Or perché quanto la luce è piú crebra
e piú lucente agli occhi de’ mortali,
par sia maggiore oscuro e piú tenébra;
all’alma avvien come a certi animali,10
che manco veggon quel ch’è piú lucente;
ancora gli occhi nostri al sol son tali.
E cosí l’occhio della nostra mente
per la imperfezione manco vede
quel ch’è piú manifesto ed apparente.15
Salir non può piú alto il mortal piede;
onde convien ch’altri il cammin ne scorga,
e levi l’alma al ciel, che in terra siede.

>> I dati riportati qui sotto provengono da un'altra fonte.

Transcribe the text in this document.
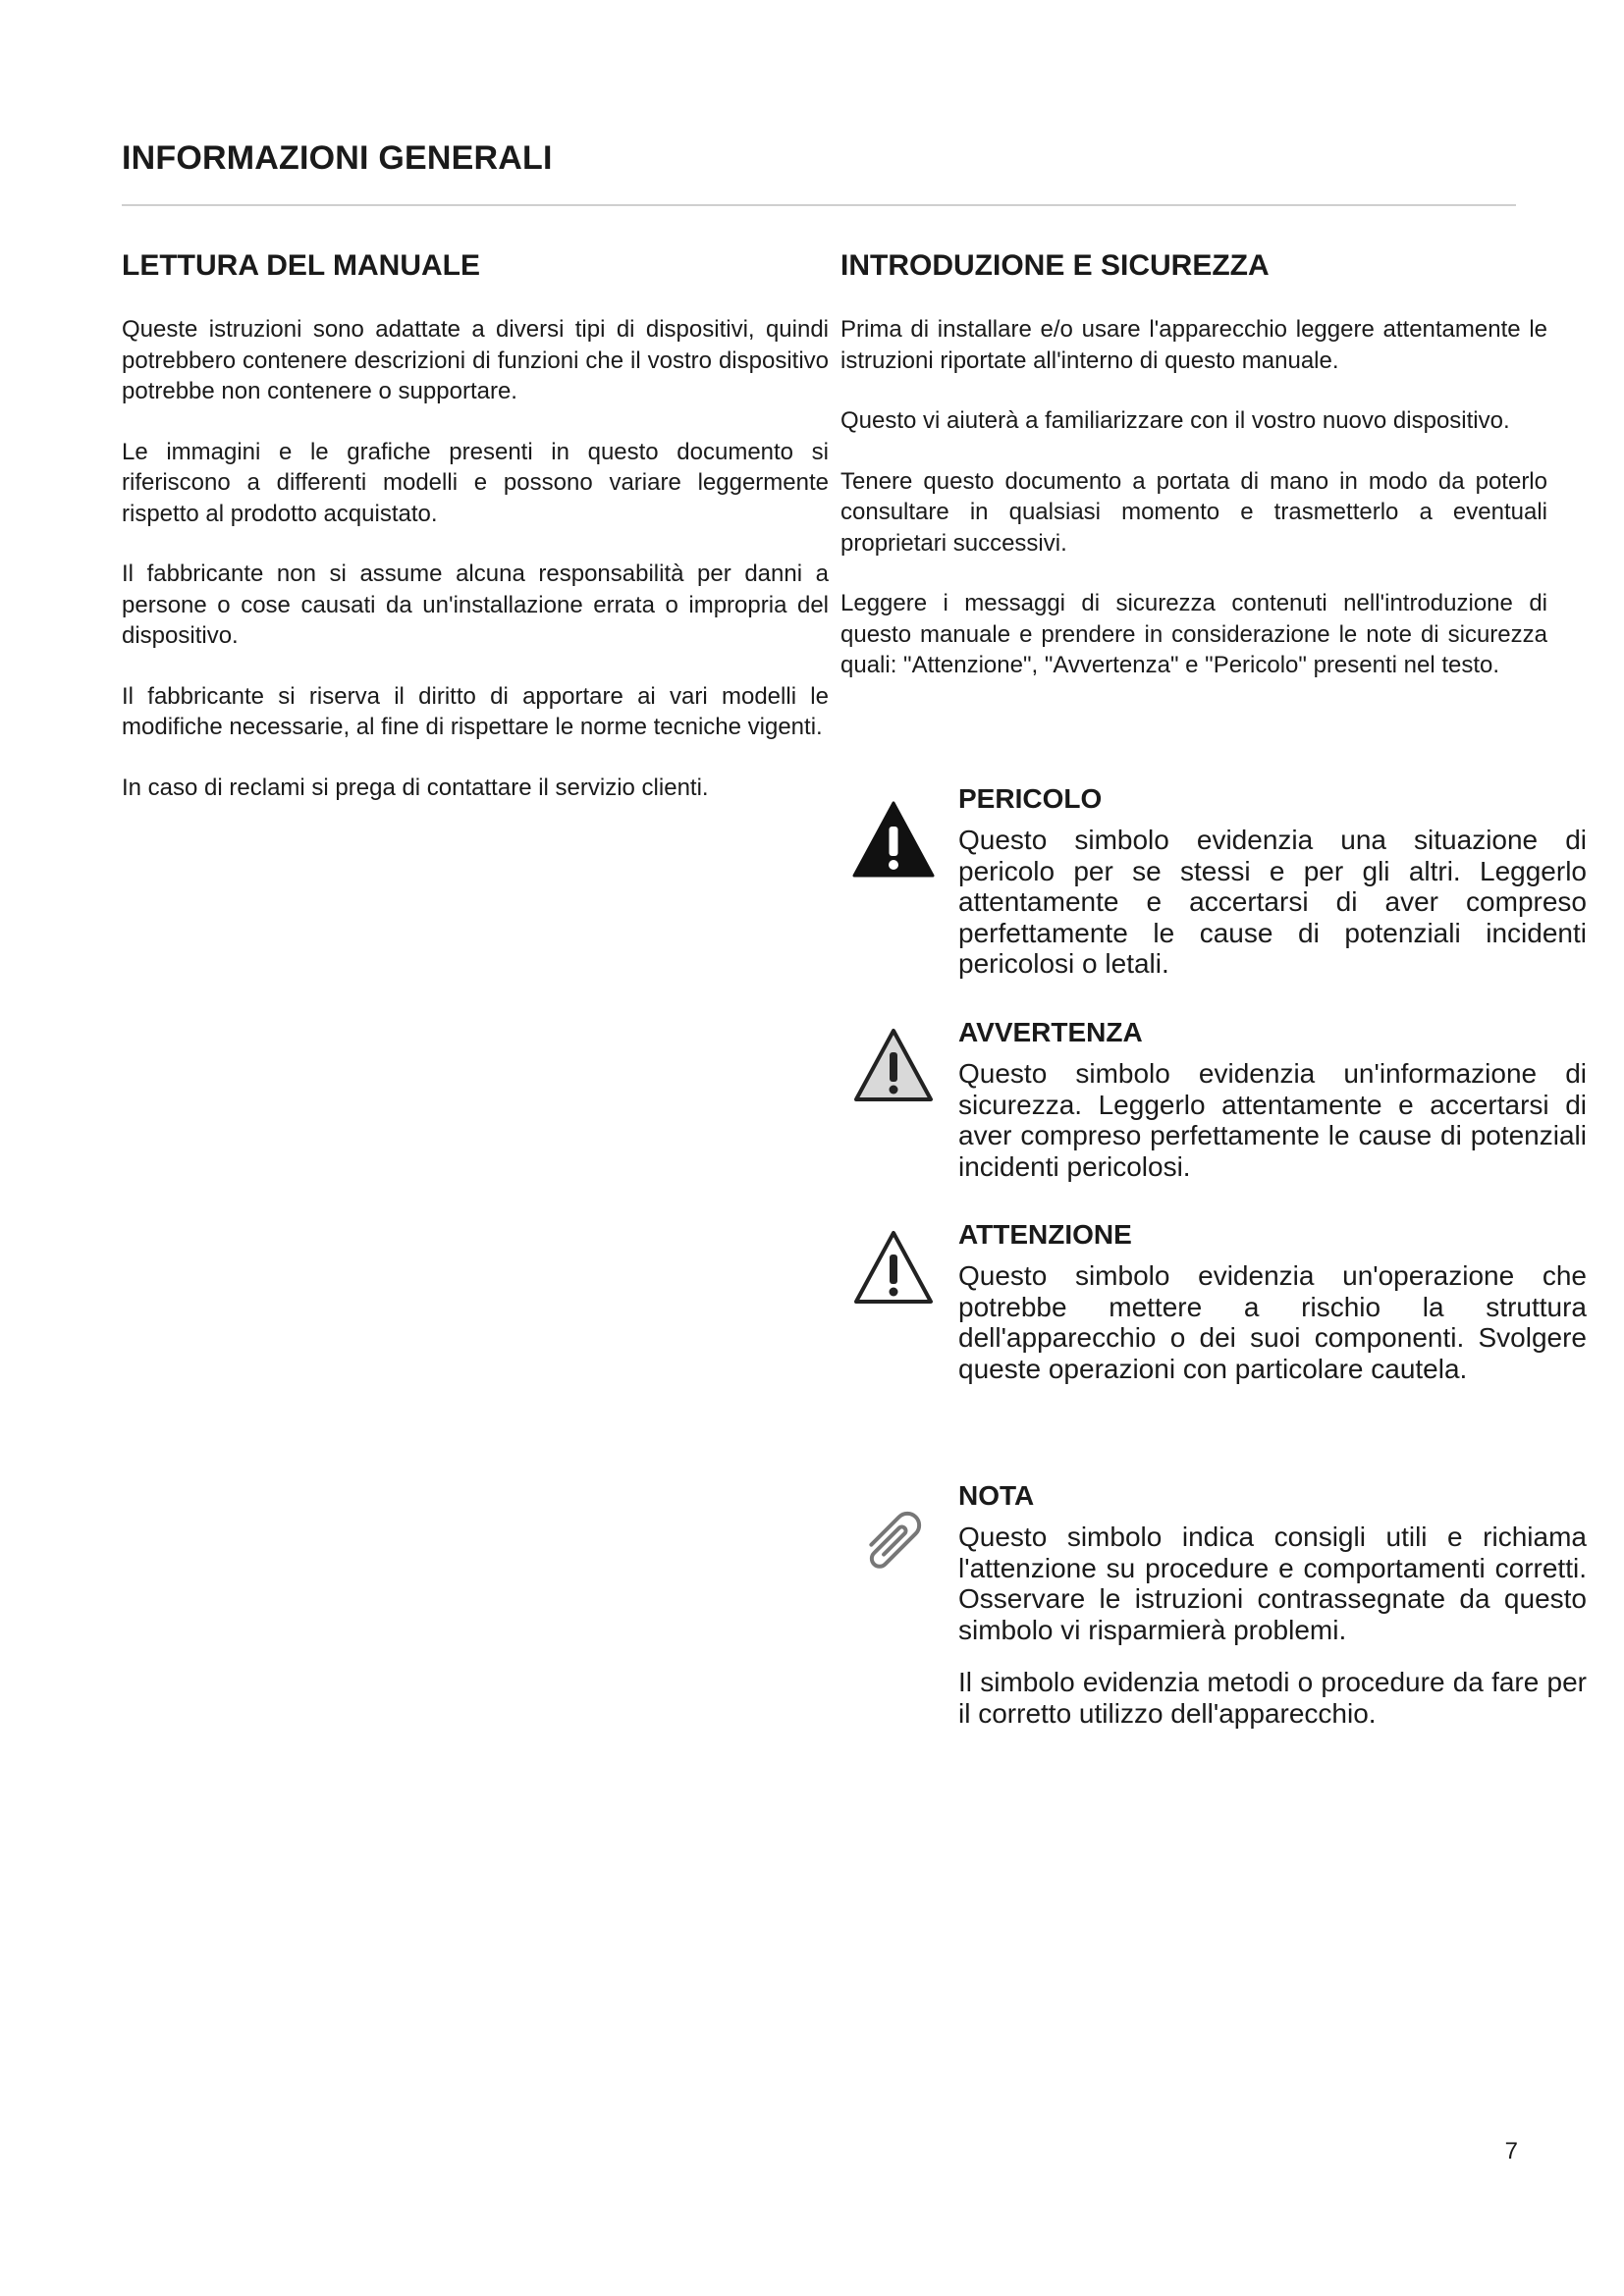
INFORMAZIONI GENERALI
LETTURA DEL MANUALE	INTRODUZIONE E SICUREZZA

Queste istruzioni sono adattate a diversi tipi di dispositivi, quindi potrebbero contenere descrizioni di funzioni che il vostro dispositivo potrebbe non contenere o supportare.

Le immagini e le grafiche presenti in questo documento si riferiscono a differenti modelli e possono variare leggermente rispetto al prodotto acquistato.

Il fabbricante non si assume alcuna responsabilità per danni a persone o cose causati da un'installazione errata o impropria del dispositivo.

Il fabbricante si riserva il diritto di apportare ai vari modelli le modifiche necessarie, al fine di rispettare le norme tecniche vigenti.

In caso di reclami si prega di contattare il servizio clienti.

Prima di installare e/o usare l'apparecchio leggere attentamente le istruzioni riportate all'interno di questo manuale.

Questo vi aiuterà a familiarizzare con il vostro nuovo dispositivo.

Tenere questo documento a portata di mano in modo da poterlo consultare in qualsiasi momento e trasmetterlo a eventuali proprietari successivi.

Leggere i messaggi di sicurezza contenuti nell'introduzione di questo manuale e prendere in considerazione le note di sicurezza quali: "Attenzione", "Avvertenza" e "Pericolo" presenti nel testo.

PERICOLO

Questo simbolo evidenzia una situazione di pericolo per se stessi e per gli altri. Leggerlo attentamente e accertarsi di aver compreso perfettamente le cause di potenziali incidenti pericolosi o letali.

AVVERTENZA

Questo simbolo evidenzia un'informazione di sicurezza. Leggerlo attentamente e accertarsi di aver compreso perfettamente le cause di potenziali incidenti pericolosi.

ATTENZIONE

Questo simbolo evidenzia un'operazione che potrebbe mettere a rischio la struttura dell'apparecchio o dei suoi componenti. Svolgere queste operazioni con particolare cautela.

NOTA

Questo simbolo indica consigli utili e richiama l'attenzione su procedure e comportamenti corretti. Osservare le istruzioni contrassegnate da questo simbolo vi risparmierà problemi.

Il simbolo evidenzia metodi o procedure da fare per il corretto utilizzo dell'apparecchio.

7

La figlia qui del gran Tonante sorga,
che sanza madre del suo capo uscío;20
questa la mano al basso ingegno porga.
D’un amor santo incenda il mio disio,
e d’un tal lume l’intelletto illumine,
qual si convien chi vuol parlar di Dio.
E come sanza madre è il santo Numine,25
cosí sanza materia netto e puro
si separi dal corpo il nostro acumine.
Mostri questo il cammin vero e sicuro,
e sia allo intelletto mio quel Sole,
ch’ogni confuso levi ed ogni oscuro.30
Or perché qui la mia Musa si duole
spesso da me chiamata, or derelitta
accusar me d’ingratitudin vuole.
Musa, tu le parole e ’l verso ditta,
e quella luce che Minerva prome,35
come mostra è da lei, cosí sia scritta.
Apollo, s’ami ancor le caste chiome
della tua tanto disiata Danne,
soccorri a chi ritiene il suo bel nome;
e tanto del tuo sacro furor dánne,40
non quanto a me conviensi, ma al subietto
di che debbo cantar, bisogno fanne.
Tua grazia abbondi piú, s’è piú il difetto,
acciò che quel che soggiunse Marsiglio
ne’ versi chiuda come ho nel concetto.45
Qual riguardando noi con lieto ciglio
disse: — Come veggiam, qui non è il bene,
Alfeo padre, in etá tu Lauro figlio.
Mentre è legata in corporal catene,
e in questo oscuro carcer l’alma accolta,50
sempre ambiguitá, sempre ardor tiene.
Anzi nel corpo in tanto errore è involta,
che non ha di se stessa cognizione,
sin che in tutto non è libera e sciolta.
Dunque veggiam, che la separazione55
che fa l’alma dal corpo, ch’è beata,
ne dá di questo ben la perfezione.
La divina giustizia al ben far grata
serba, come pria dissi, questa palma
all’anima, che a Dio è dedicata.60
Ma doppio è il contemplar della nostr’alma,
l’angelica natura e la divina;
la prima non ne dá quiete o calma.
Nostro intelletto, che Natura inclina
ricercar d’ogni cosa la sua causa,65
d’una in altra cagion sempre cammina;
e mai non ha quiete alcuna o pausa,
fin che d’ogni cagion la causa trova,
ch’è nell’arcan di Dio serrata e clausa.
La volontá convien sempre si muova,70
né si contenta d’alcun ben giamai,
sopra il qual sia maggior dolcezza nuova.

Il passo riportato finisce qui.